Tool no normalize orcids

Project description

1. OrcidNormalizer

Maintainer: taeger@dzd-ev.de
Status: RC1

The purpose for this module is to normalize ORCIDs and bring them into a coherent (and thefore the official) ISNI format:

http://orcid.org/0000-0000-0000-000(0/X)

What is ORCID?

2. Table of content

3. Introduction

3.1. Overview

This small python project is part of our pipeline to integrate a large number of PUBMED-articles (free database for medical journal articles etc.) into a database. ORCID stands for 'Open Researcher and Contributor ID' and is used to accurately connect an author to their work. This is usefull/important in cases where two or more researchers/scients share the same the name, which leads to the problem which author wrote which paper.

3.2. Problems

When registering your article at PUBMED the ORCID-parameter is an optional textfield, which leads to multiple challenges. Due to the fact that we are dealing with user input everything is possible, from no numbers, to email addresses to abstracts etc. Therefore a tool to clean valid entries and skip invalid entries seems usefull.

3.3. Solution

For the sake of performance the tests that are performed on the entry are fairly simple and straight forward.

Remember: The officials ORCID consists of 16 digits in groups of 4 or 15 digits and an 'X' due to the checksum.
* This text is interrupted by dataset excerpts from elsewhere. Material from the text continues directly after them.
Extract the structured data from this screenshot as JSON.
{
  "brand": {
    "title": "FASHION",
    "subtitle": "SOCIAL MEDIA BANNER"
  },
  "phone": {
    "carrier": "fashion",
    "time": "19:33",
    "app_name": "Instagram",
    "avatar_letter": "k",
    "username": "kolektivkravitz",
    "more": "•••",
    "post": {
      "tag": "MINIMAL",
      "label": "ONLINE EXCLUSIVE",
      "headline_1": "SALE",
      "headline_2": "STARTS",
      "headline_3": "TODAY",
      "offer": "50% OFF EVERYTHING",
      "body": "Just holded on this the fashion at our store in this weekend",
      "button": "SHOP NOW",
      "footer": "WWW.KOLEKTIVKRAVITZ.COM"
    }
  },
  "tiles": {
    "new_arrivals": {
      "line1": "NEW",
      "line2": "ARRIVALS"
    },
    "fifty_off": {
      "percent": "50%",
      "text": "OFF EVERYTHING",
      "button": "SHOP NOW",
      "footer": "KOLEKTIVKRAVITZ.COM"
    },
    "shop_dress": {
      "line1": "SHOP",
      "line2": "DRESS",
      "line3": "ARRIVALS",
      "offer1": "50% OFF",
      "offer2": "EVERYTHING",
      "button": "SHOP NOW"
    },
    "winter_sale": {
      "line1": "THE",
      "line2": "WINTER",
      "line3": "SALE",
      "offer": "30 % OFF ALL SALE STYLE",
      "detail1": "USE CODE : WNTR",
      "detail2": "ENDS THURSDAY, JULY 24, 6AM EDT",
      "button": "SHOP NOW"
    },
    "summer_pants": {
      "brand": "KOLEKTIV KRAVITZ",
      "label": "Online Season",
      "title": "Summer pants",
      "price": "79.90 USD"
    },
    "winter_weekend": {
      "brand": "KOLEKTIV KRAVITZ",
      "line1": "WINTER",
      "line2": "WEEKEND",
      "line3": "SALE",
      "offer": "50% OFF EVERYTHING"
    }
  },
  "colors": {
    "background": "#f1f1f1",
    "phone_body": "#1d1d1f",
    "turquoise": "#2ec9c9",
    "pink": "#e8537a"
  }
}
If you are interested you can refer to the following documentaion: why 'X' and how to calculate the checksum

  • If the input is not a string the input is invalid
  • If there are more than 16 digits in the input string the input is invalid
  • If there are 16 or more digits and an 'x' or 'X' anywhere in the input the input is invalid
  • If there is an 'x' or 'X' somewhere in the input the 'x'/'X' will be used as the checksum test (last digit) of the input
  • If there are less digits the input is padded left with 0s

Input Examples

valid:

  • OrcidID("http://orcid.org/0000-0001-5000-0074") --> valid
  • OrcidID("0001-5000-0074") --> valid, padded with 0s
  • OrcidID("0001-5000-0074 peter123@net") --> vaild 15 digits + padding

invalid (will raise ValueError):


The valid inputs will then be tested via checksum test (https://support.orcid.org/hc/en-us/articles/360006897674-Structure-of-the-ORCID-Identifier) The chance of a false positive is 1 in 11

4. Usage

Requirements:

  • Python3 with pip installed

4.1 Install

pip3 install OrcidNormalizer

4.2 Apply

Create an instance for every orcid id and normalize the input

from OrcidNormalizer import Orcid

id = OrcidID("0000000150000074")
id.uri()

> "https://orcid.org/0000-0001-5000-0074"

4.3 API

Orcid.uri - Uniform Resource Identifier

Return the full INSI formated OCRID

from OrcidNormalizer import Orcid

id = Orcid("0000000150000074")
id.uri()

https://orcid.org/0000-0001-5000-0074

Orcid.urn - Uniform Resource Name

Return the Uniform Resource Name part only

from OrcidNormalizer import Orcid

id = Orcid("0000000150000074")
id.uri()

0000-0001-5000-0074

Orcid.is_valid()

Does a checksum validation according to https://support.orcid.org/hc/en-us/articles/360006897674-Structure-of-the-ORCID-Identifier#checksum

from OrcidNormalizer import Orcid

id = Orcid("https://orcid.org/1-5000-0074")
id.is_valid()

True

Orcid.RAISE_EXCEPTION_ON_UNPARSABLE_ORCID_STRING

If a string is unparsable OrcidNormalizer.Orcid will raise an exception. In large batch operations it can be conveineint to override this behaviour. Set to False to return OrcidNormalizer.Orcid.RETURN_VAL_ON_UNPARSABLE instead of raising an exception.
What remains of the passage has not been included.